I pursue my (energy motivated) program of turning all mathematics and logic, FINITE. I define the appropriate notion of META. Not just that, but I use the notion to make any logic into a chrono-logy. (A Chronology/Semantic Hierarchy evades the logical paradoxes.)

This is extremely advanced material, well beyond the edge of what’s commonly understood, using implicitly the implicated order from my sub-Quantum theory. Still most of the notions used below are easy to understand!

The notion of “META” is fundamental for the analysis of any system of thoughts or emotions. What’s going meta? I claim: Any theory has meta-theories associated to itself.

If one looks at the literature of meta, it’s a big mess. Recently it was encumbered by a sensation author obsessed by “strange loops” (Douglas Hofstadter, in books starting in 1979 with Gödel, Escher, Bach.)

Studying meta with “strange loops” is older than Aristotle (see the Cretan paradox below).

However the notion of meta I introduce here is much more general (although it contains the “strange loops” thingy, it also evades it, see below!)

To understand the essence of meta, one has to go back to bare-bone logic.

Given a language L, one can talk within that language L. However, what’s L made of? L = (LOG, TRUTH, U). “LOG” is the logic, U the Universe of objects the logic applies to. The logic consists in a set of assemblies that can be applied again and again to objects of U and make constructions. “TRUE” is a label applied to some Well Formed Formulas (WFF) within LOG. (Not all WFF are TRUE.)

Example: suppose LOG is the usual logic, and U consists only of the set made of 3 elements: eat, banana, good. Then ((eat, banana) –; good), a Well Formed Formula from LOG and U, could be the (one and only) TRUE formula (all WFFs are true in some purely formal sense).     

Metalogic and metamathematics, as usually understood, arose when Cantor showed that the Real Numbers were uncountable. Cantor was the metamathematician per excellence (he invented cardinal and ordinal theories). Cynics would say that’s why Cantor became crazy: he went a few “meta” too far.

Relatively simple modifications of (one of) Cantor’s proof(s), his diagonalization trick, led to the revelation that any logical system that contains the usual arithmetic is incomplete: statements can be made that are neither true nor false (which statements, that’s not clear; although Cantor’s Continuum Hypothesis is one of them.).

From my point of view, the problem with the most honorable, and usual, metalogic is that it uses infinity to go from logic to metalogic.

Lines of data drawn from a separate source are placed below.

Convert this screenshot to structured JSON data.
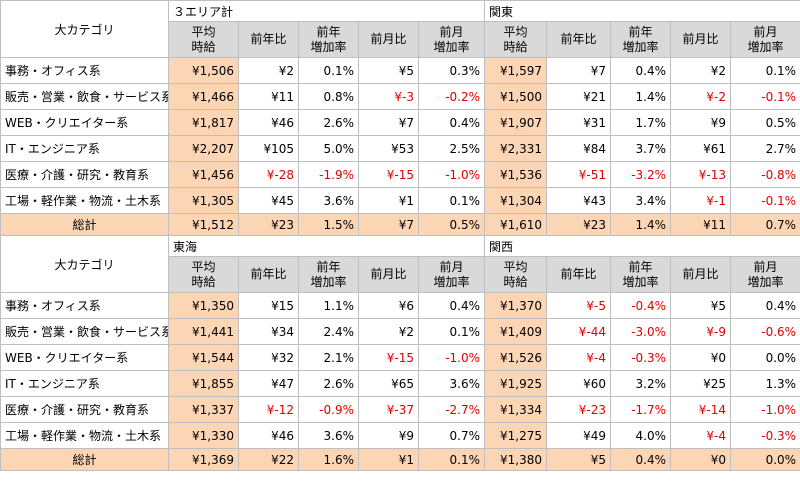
{
  "header_label": "大カテゴリ",
  "column_headers": {
    "avg": [
      "平均",
      "時給"
    ],
    "yoy": "前年比",
    "yoy_rate": [
      "前年",
      "増加率"
    ],
    "mom": "前月比",
    "mom_rate": [
      "前月",
      "増加率"
    ]
  },
  "blocks": [
    {
      "regions": [
        "３エリア計",
        "関東"
      ],
      "rows": [
        {
          "label": "事務・オフィス系",
          "cells": [
            [
              "¥1,506",
              "¥2",
              "0.1%",
              "¥5",
              "0.3%"
            ],
            [
              "¥1,597",
              "¥7",
              "0.4%",
              "¥2",
              "0.1%"
            ]
          ]
        },
        {
          "label": "販売・営業・飲食・サービス系",
          "cells": [
            [
              "¥1,466",
              "¥11",
              "0.8%",
              "¥-3",
              "-0.2%"
            ],
            [
              "¥1,500",
              "¥21",
              "1.4%",
              "¥-2",
              "-0.1%"
            ]
          ]
        },
        {
          "label": "WEB・クリエイター系",
          "cells": [
            [
              "¥1,817",
              "¥46",
              "2.6%",
              "¥7",
              "0.4%"
            ],
            [
              "¥1,907",
              "¥31",
              "1.7%",
              "¥9",
              "0.5%"
            ]
          ]
        },
        {
          "label": "IT・エンジニア系",
          "cells": [
            [
              "¥2,207",
              "¥105",
              "5.0%",
              "¥53",
              "2.5%"
            ],
            [
              "¥2,331",
              "¥84",
              "3.7%",
              "¥61",
              "2.7%"
            ]
          ]
        },
        {
          "label": "医療・介護・研究・教育系",
          "cells": [
            [
              "¥1,456",
              "¥-28",
              "-1.9%",
              "¥-15",
              "-1.0%"
            ],
            [
              "¥1,536",
              "¥-51",
              "-3.2%",
              "¥-13",
              "-0.8%"
            ]
          ]
        },
        {
          "label": "工場・軽作業・物流・土木系",
          "cells": [
            [
              "¥1,305",
              "¥45",
              "3.6%",
              "¥1",
              "0.1%"
            ],
            [
              "¥1,304",
              "¥43",
              "3.4%",
              "¥-1",
              "-0.1%"
            ]
          ]
        }
      ],
      "total": {
        "label": "総計",
        "cells": [
          [
            "¥1,512",
            "¥23",
            "1.5%",
            "¥7",
            "0.5%"
          ],
          [
            "¥1,610",
            "¥23",
            "1.4%",
            "¥11",
            "0.7%"
          ]
        ]
      }
    },
    {
      "regions": [
        "東海",
        "関西"
      ],
      "rows": [
        {
          "label": "事務・オフィス系",
          "cells": [
            [
              "¥1,350",
              "¥15",
              "1.1%",
              "¥6",
              "0.4%"
            ],
            [
              "¥1,370",
              "¥-5",
              "-0.4%",
              "¥5",
              "0.4%"
            ]
          ]
        },
        {
          "label": "販売・営業・飲食・サービス系",
          "cells": [
            [
              "¥1,441",
              "¥34",
              "2.4%",
              "¥2",
              "0.1%"
            ],
            [
              "¥1,409",
              "¥-44",
              "-3.0%",
              "¥-9",
              "-0.6%"
            ]
          ]
        },
        {
          "label": "WEB・クリエイター系",
          "cells": [
            [
              "¥1,544",
              "¥32",
              "2.1%",
              "¥-15",
              "-1.0%"
            ],
            [
              "¥1,526",
              "¥-4",
              "-0.3%",
              "¥0",
              "0.0%"
            ]
          ]
        },
        {
          "label": "IT・エンジニア系",
          "cells": [
            [
              "¥1,855",
              "¥47",
              "2.6%",
              "¥65",
              "3.6%"
            ],
            [
              "¥1,925",
              "¥60",
              "3.2%",
              "¥25",
              "1.3%"
            ]
          ]
        },
        {
          "label": "医療・介護・研究・教育系",
          "cells": [
            [
              "¥1,337",
              "¥-12",
              "-0.9%",
              "¥-37",
              "-2.7%"
            ],
            [
              "¥1,334",
              "¥-23",
              "-1.7%",
              "¥-14",
              "-1.0%"
            ]
          ]
        },
        {
          "label": "工場・軽作業・物流・土木系",
          "cells": [
            [
              "¥1,330",
              "¥46",
              "3.6%",
              "¥9",
              "0.7%"
            ],
            [
              "¥1,275",
              "¥49",
              "4.0%",
              "¥-4",
              "-0.3%"
            ]
          ]
        }
      ],
      "total": {
        "label": "総計",
        "cells": [
          [
            "¥1,369",
            "¥22",
            "1.6%",
            "¥1",
            "0.1%"
          ],
          [
            "¥1,380",
            "¥5",
            "0.4%",
            "¥0",
            "0.0%"
          ]
        ]
      }
    }
  ]
}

I believe only in finite stuff. (Still the Cretan/Liar paradox, that started the field, 26 centuries ago, looks finite, although it truly is not really.)

However one can define meta easily in a finite (or not!) setting:

TRUE, (by definition the set of all true WFFs) is a subset of WFF, the set of all WFFs. (LOG2, TRUTH2, U2) is meta relative to (LOG1, TRUTH1, U1) if and only if each of three sets of the latter is a subset of the corresponding set of the former, one of them strictly (say TRUTH 2 includes TRUTH1, or U2 includes U1).

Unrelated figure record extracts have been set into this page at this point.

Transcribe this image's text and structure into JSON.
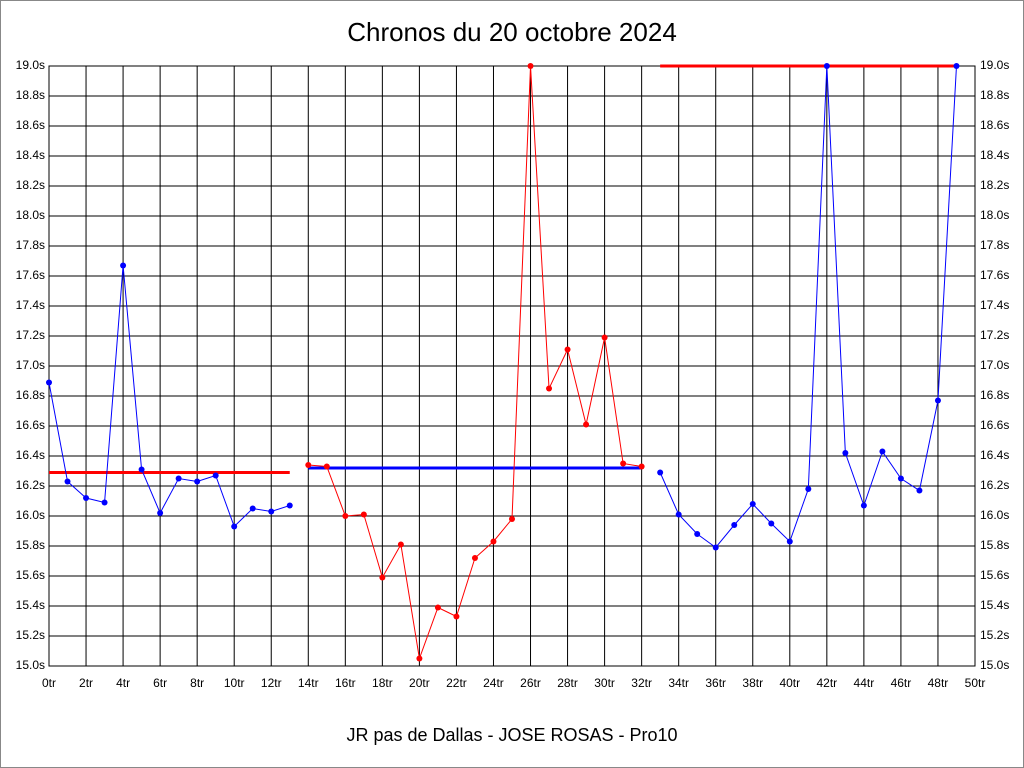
{
  "chart_data": {
    "type": "line",
    "title": "Chronos du 20 octobre 2024",
    "xlabel": "JR pas de Dallas - JOSE ROSAS - Pro10",
    "x": [
      0,
      1,
      2,
      3,
      4,
      5,
      6,
      7,
      8,
      9,
      10,
      11,
      12,
      13,
      14,
      15,
      16,
      17,
      18,
      19,
      20,
      21,
      22,
      23,
      24,
      25,
      26,
      27,
      28,
      29,
      30,
      31,
      32,
      33,
      34,
      35,
      36,
      37,
      38,
      39,
      40,
      41,
      42,
      43,
      44,
      45,
      46,
      47,
      48,
      49
    ],
    "series": [
      {
        "color": "#0000ff",
        "values": [
          16.89,
          16.23,
          16.12,
          16.09,
          17.67,
          16.31,
          16.02,
          16.25,
          16.23,
          16.27,
          15.93,
          16.05,
          16.03,
          16.07,
          null,
          null,
          null,
          null,
          null,
          null,
          null,
          null,
          null,
          null,
          null,
          null,
          null,
          null,
          null,
          null,
          null,
          null,
          null,
          16.29,
          16.01,
          15.88,
          15.79,
          15.94,
          16.08,
          15.95,
          15.83,
          16.18,
          19.0,
          16.42,
          16.07,
          16.43,
          16.25,
          16.17,
          16.77,
          19.0
        ]
      },
      {
        "color": "#ff0000",
        "values": [
          null,
          null,
          null,
          null,
          null,
          null,
          null,
          null,
          null,
          null,
          null,
          null,
          null,
          null,
          16.34,
          16.33,
          16.0,
          16.01,
          15.59,
          15.81,
          15.05,
          15.39,
          15.33,
          15.72,
          15.83,
          15.98,
          19.0,
          16.85,
          17.11,
          16.61,
          17.19,
          16.35,
          16.33,
          null,
          null,
          null,
          null,
          null,
          null,
          null,
          null,
          null,
          null,
          null,
          null,
          null,
          null,
          null,
          null,
          null
        ]
      }
    ],
    "reference_lines": [
      {
        "value": 16.29,
        "from": 0,
        "to": 13,
        "color": "#ff0000"
      },
      {
        "value": 16.32,
        "from": 14,
        "to": 32,
        "color": "#0000ff"
      },
      {
        "value": 19.0,
        "from": 33,
        "to": 49,
        "color": "#ff0000"
      }
    ],
    "xlim": [
      0,
      50
    ],
    "ylim": [
      15,
      19
    ],
    "xticks": [
      {
        "value": 0,
        "label": "0tr"
      },
      {
        "value": 2,
        "label": "2tr"
      },
      {
        "value": 4,
        "label": "4tr"
      },
      {
        "value": 6,
        "label": "6tr"
      },
      {
        "value": 8,
        "label": "8tr"
      },
      {
        "value": 10,
        "label": "10tr"
      },
      {
        "value": 12,
        "label": "12tr"
      },
      {
        "value": 14,
        "label": "14tr"
      },
      {
        "value": 16,
        "label": "16tr"
      },
      {
        "value": 18,
        "label": "18tr"
      },
      {
        "value": 20,
        "label": "20tr"
      },
      {
        "value": 22,
        "label": "22tr"
      },
      {
        "value": 24,
        "label": "24tr"
      },
      {
        "value": 26,
        "label": "26tr"
      },
      {
        "value": 28,
        "label": "28tr"
      },
      {
        "value": 30,
        "label": "30tr"
      },
      {
        "value": 32,
        "label": "32tr"
      },
      {
        "value": 34,
        "label": "34tr"
      },
      {
        "value": 36,
        "label": "36tr"
      },
      {
        "value": 38,
        "label": "38tr"
      },
      {
        "value": 40,
        "label": "40tr"
      },
      {
        "value": 42,
        "label": "42tr"
      },
      {
        "value": 44,
        "label": "44tr"
      },
      {
        "value": 46,
        "label": "46tr"
      },
      {
        "value": 48,
        "label": "48tr"
      },
      {
        "value": 50,
        "label": "50tr"
      }
    ],
    "yticks": [
      {
        "value": 15.0,
        "label": "15.0s"
      },
      {
        "value": 15.2,
        "label": "15.2s"
      },
      {
        "value": 15.4,
        "label": "15.4s"
      },
      {
        "value": 15.6,
        "label": "15.6s"
      },
      {
        "value": 15.8,
        "label": "15.8s"
      },
      {
        "value": 16.0,
        "label": "16.0s"
      },
      {
        "value": 16.2,
        "label": "16.2s"
      },
      {
        "value": 16.4,
        "label": "16.4s"
      },
      {
        "value": 16.6,
        "label": "16.6s"
      },
      {
        "value": 16.8,
        "label": "16.8s"
      },
      {
        "value": 17.0,
        "label": "17.0s"
      },
      {
        "value": 17.2,
        "label": "17.2s"
      },
      {
        "value": 17.4,
        "label": "17.4s"
      },
      {
        "value": 17.6,
        "label": "17.6s"
      },
      {
        "value": 17.8,
        "label": "17.8s"
      },
      {
        "value": 18.0,
        "label": "18.0s"
      },
      {
        "value": 18.2,
        "label": "18.2s"
      },
      {
        "value": 18.4,
        "label": "18.4s"
      },
      {
        "value": 18.6,
        "label": "18.6s"
      },
      {
        "value": 18.8,
        "label": "18.8s"
      },
      {
        "value": 19.0,
        "label": "19.0s"
      }
    ],
    "grid": true
  }
}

So meta carries as a useful concept in the finite realm, and has nothing to do with confusing causal loops.

How is the 26 centuries old Liar paradox solved in this scheme? That’s the paradox presented by the statement:

“This statement is false.”

Well, that deserves its own essay. Let’s just say I was chuckling all the way about how clever I was, until I discovered that my first solution was exactly the one found by Buridan seven centuries ago, and the second one, using my theory of meta above, resulting in a semantic hierarchy, was somewhat similar in spirit to that of Alfred Tarski.

Buridan’s solution is excellent (he notices that “This statement is false” is equivalent to A and non A, so is obviously false). However this is too ad hoc. One needs to handle contradictions where the implication chain is longer (A –; B –; Non A). Thus:

My hierarchy idea is to build the Language L by layers, like an onion, starting with a core (L, TRUE, U). One assumes that the initial TRUE of WFFs is non contradictory. Call that SEMANTIC (0). And then one grows TRUE by using L and U, one implication (or operation) of L at a time. Operating L once on TRUE, one gets TRUE (1). Either TRUE (1) has a self contradiction, or not. If it does, stop: (L, TRUE, U) admits no META. If it does not, call it SEMANTIC (1), and proceed to (L, TRUE(2), U). And so on. The iteration operation gives a notion of time (like a clock in a computer). L(n + 1) is richer than L(n), etc.

Thus META allows to build a hierarchy of logics, and semantics. To say that a theory is “meta” relative to another can be rigorously defined.

Progress in understanding is always achieved by climbing up the Semantic Hierarchy of meta.